- Stunning traction, grip, and poise
- Blink-and-you'll-miss-'em shifts
- Rocket-sled acceleration
- A bargain for its performance
- Could be mistaken for a well-done tuner car
- Detached driving experience
- Not a real manual transmission
- Pricey if you judge it by its cabin
At a fraction of the price, the 2013 Nissan GT-R beats some of the top supercars to the punch, although their sensuality is missing.
The 2013 Nissan GT-R is one of the few supercars that doesn't scream out its high-speed credentials, and if you're merely watching it go by at city speeds you might never know. But climb into the driver's seat, albeit briefly, and it's a magical piece of metal. Even at five times the price, nothing rivals its straight-line performance. It's a car that makes plenty of sense at face value, with well over 500 horsepower, all-wheel drive, brilliand handling, and 0-60 times of less than three seconds.

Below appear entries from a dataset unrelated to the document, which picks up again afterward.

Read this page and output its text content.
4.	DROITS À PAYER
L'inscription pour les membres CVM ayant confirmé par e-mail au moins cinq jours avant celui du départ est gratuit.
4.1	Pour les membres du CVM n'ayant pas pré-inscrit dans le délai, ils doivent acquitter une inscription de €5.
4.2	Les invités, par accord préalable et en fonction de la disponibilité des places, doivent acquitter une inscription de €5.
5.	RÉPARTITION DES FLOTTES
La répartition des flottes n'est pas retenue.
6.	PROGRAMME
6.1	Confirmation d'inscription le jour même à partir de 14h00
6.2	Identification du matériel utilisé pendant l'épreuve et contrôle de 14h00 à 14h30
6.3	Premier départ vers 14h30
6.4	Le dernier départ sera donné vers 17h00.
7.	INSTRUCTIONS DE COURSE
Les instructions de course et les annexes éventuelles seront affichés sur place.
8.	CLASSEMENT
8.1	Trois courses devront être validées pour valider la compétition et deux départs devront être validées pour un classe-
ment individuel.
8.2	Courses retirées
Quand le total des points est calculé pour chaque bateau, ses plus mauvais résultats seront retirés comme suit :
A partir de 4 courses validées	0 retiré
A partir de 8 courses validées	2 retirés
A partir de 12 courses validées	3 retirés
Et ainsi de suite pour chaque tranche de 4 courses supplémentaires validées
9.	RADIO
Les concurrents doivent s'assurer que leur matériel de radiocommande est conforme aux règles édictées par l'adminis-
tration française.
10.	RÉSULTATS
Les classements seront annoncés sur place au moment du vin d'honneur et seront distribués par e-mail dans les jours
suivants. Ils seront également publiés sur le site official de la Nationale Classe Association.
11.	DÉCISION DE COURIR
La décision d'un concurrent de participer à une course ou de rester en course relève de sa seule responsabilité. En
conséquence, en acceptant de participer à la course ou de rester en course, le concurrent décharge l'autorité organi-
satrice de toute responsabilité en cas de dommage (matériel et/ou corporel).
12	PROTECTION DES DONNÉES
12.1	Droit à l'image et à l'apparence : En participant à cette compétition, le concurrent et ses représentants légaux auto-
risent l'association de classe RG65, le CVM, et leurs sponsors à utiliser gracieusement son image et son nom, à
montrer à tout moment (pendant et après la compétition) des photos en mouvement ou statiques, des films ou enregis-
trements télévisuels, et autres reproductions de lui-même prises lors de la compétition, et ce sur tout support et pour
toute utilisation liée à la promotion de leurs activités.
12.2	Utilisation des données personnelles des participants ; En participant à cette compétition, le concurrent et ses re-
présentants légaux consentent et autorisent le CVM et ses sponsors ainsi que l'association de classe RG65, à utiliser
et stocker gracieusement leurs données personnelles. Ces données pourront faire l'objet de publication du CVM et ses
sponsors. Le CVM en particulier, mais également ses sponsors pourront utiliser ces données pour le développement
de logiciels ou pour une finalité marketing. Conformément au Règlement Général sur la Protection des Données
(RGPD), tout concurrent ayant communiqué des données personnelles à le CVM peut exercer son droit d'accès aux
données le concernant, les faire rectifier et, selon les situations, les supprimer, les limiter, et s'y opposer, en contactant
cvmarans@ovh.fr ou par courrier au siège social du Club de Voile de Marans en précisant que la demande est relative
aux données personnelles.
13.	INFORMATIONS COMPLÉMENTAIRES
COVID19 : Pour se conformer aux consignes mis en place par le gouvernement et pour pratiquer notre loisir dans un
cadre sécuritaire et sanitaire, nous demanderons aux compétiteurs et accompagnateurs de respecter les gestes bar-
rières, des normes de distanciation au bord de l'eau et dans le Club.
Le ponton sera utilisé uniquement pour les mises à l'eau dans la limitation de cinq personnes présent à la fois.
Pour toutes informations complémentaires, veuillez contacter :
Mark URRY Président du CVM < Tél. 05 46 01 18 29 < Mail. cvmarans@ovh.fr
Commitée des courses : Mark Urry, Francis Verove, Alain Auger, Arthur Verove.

Some supercars are beautiful wedges of air-cheating, rolling art. The 2013 Nissan GT-R isn't that. It might be just as aerodynamically stable at supercar speeds, but its jagged cues and flared fenders evoke tuner cars and audacious body kits. Once you calm to the look, it's something more; a tomahawk cut at the roofline brings an interesting, not gorgeous, shape, and carbon fiber trim gives the plain interior just a dab of intrigue--given more panache with the red-and-black Recaros in Black Series models.The big news for 2013 is that Nissan has improved intake efficiency and worked some other breathing magic to not only improve exhaust emissions but summon up an extra 15 horsepower and 15 pound-feet from the thundering twin-turbocharged six-cylinder engine--now making 545 hp and 463 lb-ft. Altogether the powertrain promises (and delivers) blistering performance, with awe-inspiring traction from a sophisticated all-wheel drive system and huge wheels and tires producing seemingly endless amounts of grip to make the most of it. All while handling is beautifully balanced, and a softer ride is available at the touch of a switch.
Practically speaking--and there is surprisingly some of it--the GT-R has great room for people in front, and a bit of room for small people in back, as well as a useful trunk. But don't expect too much in the way of touring-car comfort; there's plenty of noise from the road and the driveline.